Normalmente estes projetos são executados por empresas especializadas em elétrica e hidráulica, que não tem nenhuma visão de como se deve fazer um sistema de automação, menos ainda de segurança. Todos estes sistemas envolvem hoje além dos conceitos estratégicos, um volume muito grande de tecnologia na área de sistemas e de equipamentos, cujo conhecimento faz uma falta enorme para quem não tem a formação adequada.

Para TI então, nem se fala. Com os conceitos de rede de dados evoluindo diuturnamente, em velocidades assombrosas, tendo também que atender aos processos hoje integrados que vão do comercial e administrativo à produção das plantas, controle de estoque etc., pode-se ver que mudou o foco de projeto destes sistemas. A evolução da telefonia jurássica para os sistemas de Voz sobre IP – VoIP, que hoje são projetados junto com as redes de dados, completa esta evolução.

É necessário ter especialistas, treinados e com conhecimento das normas correspondentes, de modo que as redes de voz e dados possam ser certificadas nas velocidades e distâncias definidas, e que então passem a ter o desempenho que se espera para atender às cada vez maiores exigências das aplicações, seja de processos produtivos seja da parte predial e, especialmente, de segurança. Porque as redes que atendem aos processos são ao fim e ao meio, as mesmas que atendem à automação e segurança.

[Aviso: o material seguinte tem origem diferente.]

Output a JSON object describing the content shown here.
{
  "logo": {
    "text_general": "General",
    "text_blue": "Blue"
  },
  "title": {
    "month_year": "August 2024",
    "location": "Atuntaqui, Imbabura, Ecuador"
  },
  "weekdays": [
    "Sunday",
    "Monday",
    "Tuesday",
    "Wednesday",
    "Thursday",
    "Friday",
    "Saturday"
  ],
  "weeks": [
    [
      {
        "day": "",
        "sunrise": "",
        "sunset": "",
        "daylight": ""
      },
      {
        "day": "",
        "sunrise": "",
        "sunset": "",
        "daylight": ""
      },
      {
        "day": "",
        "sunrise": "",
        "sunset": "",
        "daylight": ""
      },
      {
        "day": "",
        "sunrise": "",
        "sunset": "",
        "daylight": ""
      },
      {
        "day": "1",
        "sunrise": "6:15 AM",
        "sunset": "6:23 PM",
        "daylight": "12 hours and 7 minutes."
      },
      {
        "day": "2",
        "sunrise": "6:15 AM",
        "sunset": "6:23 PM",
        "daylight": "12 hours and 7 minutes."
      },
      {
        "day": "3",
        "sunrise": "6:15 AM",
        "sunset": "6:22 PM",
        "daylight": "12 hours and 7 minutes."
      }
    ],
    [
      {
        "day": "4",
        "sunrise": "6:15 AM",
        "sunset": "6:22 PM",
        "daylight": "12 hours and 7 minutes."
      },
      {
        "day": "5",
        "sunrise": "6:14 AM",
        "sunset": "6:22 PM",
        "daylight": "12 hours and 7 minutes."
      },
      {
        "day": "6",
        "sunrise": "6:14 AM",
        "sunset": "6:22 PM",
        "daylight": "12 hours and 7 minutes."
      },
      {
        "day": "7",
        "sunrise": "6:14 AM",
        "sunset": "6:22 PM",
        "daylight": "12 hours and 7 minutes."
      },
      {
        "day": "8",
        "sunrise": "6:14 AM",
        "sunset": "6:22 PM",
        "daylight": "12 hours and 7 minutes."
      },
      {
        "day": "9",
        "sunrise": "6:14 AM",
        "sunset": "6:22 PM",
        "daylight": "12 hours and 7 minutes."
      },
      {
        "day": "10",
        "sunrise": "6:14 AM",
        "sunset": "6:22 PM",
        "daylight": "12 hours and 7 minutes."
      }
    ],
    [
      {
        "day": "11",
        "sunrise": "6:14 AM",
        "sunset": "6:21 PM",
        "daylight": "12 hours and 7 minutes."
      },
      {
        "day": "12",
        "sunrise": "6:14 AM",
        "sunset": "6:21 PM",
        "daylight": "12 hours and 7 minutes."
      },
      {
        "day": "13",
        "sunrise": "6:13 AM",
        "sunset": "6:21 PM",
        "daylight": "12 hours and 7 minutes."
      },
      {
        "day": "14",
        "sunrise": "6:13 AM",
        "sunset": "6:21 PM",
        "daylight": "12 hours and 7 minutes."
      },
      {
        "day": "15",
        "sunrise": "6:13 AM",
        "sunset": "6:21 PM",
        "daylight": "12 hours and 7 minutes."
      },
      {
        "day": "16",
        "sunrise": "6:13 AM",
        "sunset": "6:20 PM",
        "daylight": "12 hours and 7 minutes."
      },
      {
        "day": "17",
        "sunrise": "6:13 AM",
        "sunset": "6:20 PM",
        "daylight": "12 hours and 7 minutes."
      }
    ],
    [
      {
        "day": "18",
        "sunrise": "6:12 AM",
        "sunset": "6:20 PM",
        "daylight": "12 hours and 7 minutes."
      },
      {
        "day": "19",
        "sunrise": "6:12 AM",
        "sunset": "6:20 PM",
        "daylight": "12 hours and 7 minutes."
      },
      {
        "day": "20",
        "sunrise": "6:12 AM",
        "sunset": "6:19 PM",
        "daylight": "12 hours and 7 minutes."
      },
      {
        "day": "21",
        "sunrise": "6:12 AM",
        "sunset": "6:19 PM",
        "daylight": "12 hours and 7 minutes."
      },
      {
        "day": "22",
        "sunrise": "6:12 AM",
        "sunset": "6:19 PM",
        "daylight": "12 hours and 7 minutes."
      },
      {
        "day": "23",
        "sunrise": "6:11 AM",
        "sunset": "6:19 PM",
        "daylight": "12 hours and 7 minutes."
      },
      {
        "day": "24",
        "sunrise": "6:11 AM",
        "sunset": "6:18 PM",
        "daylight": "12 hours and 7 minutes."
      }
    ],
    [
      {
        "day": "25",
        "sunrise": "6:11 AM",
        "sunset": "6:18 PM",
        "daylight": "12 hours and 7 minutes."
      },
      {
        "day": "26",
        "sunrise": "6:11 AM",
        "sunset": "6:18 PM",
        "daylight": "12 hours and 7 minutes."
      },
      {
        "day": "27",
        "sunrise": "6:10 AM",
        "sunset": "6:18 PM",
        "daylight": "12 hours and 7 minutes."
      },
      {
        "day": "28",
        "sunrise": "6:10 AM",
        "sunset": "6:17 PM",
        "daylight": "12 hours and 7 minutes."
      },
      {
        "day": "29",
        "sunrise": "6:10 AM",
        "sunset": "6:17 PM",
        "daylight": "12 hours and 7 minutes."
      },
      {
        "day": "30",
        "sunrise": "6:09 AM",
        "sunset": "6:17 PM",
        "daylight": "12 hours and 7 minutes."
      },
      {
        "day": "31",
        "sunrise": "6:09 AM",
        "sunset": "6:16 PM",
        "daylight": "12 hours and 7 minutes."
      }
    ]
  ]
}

Conceitos de Segurança Patrimonial

Olhando uma planta industrial do ponto de vista de segurança, existem vários aspectos a serem considerados:

  • Segurança Patrimonial, que envolve a propriedade em si, seus acessos, suas instalações e controles correlatos, como o controle do acesso à planta e a áreas sensíveis, imagens destes acessos e destas áreas, e proteção contra danos oriundos de sinistros, tanto preventivos como detecção de incêndios, vazamentos de gases etc. como de combate, tratando neste caso de sistemas de sprinklers, hidrantes, válvulas de bloqueio acionadas por detectores de gás etc;
  • Segurança das pessoas, com equipes de guardas que controlam fisicamente a propriedade;Segurança ao longo do processo produtivo, com as normas e restrições necessárias para que estes ocorram de forma segura, sem causar danos aos seus operadores e em última instância, aos itens em produção;
  • Segurança referente aos sistemas de informação, tanto aquela referente aos processos de produção, que se constituem em segredos das empresas, como aqueles referentes aos dados da corporação que trafegam em suas redes de dados. Em suma, segurança de TI.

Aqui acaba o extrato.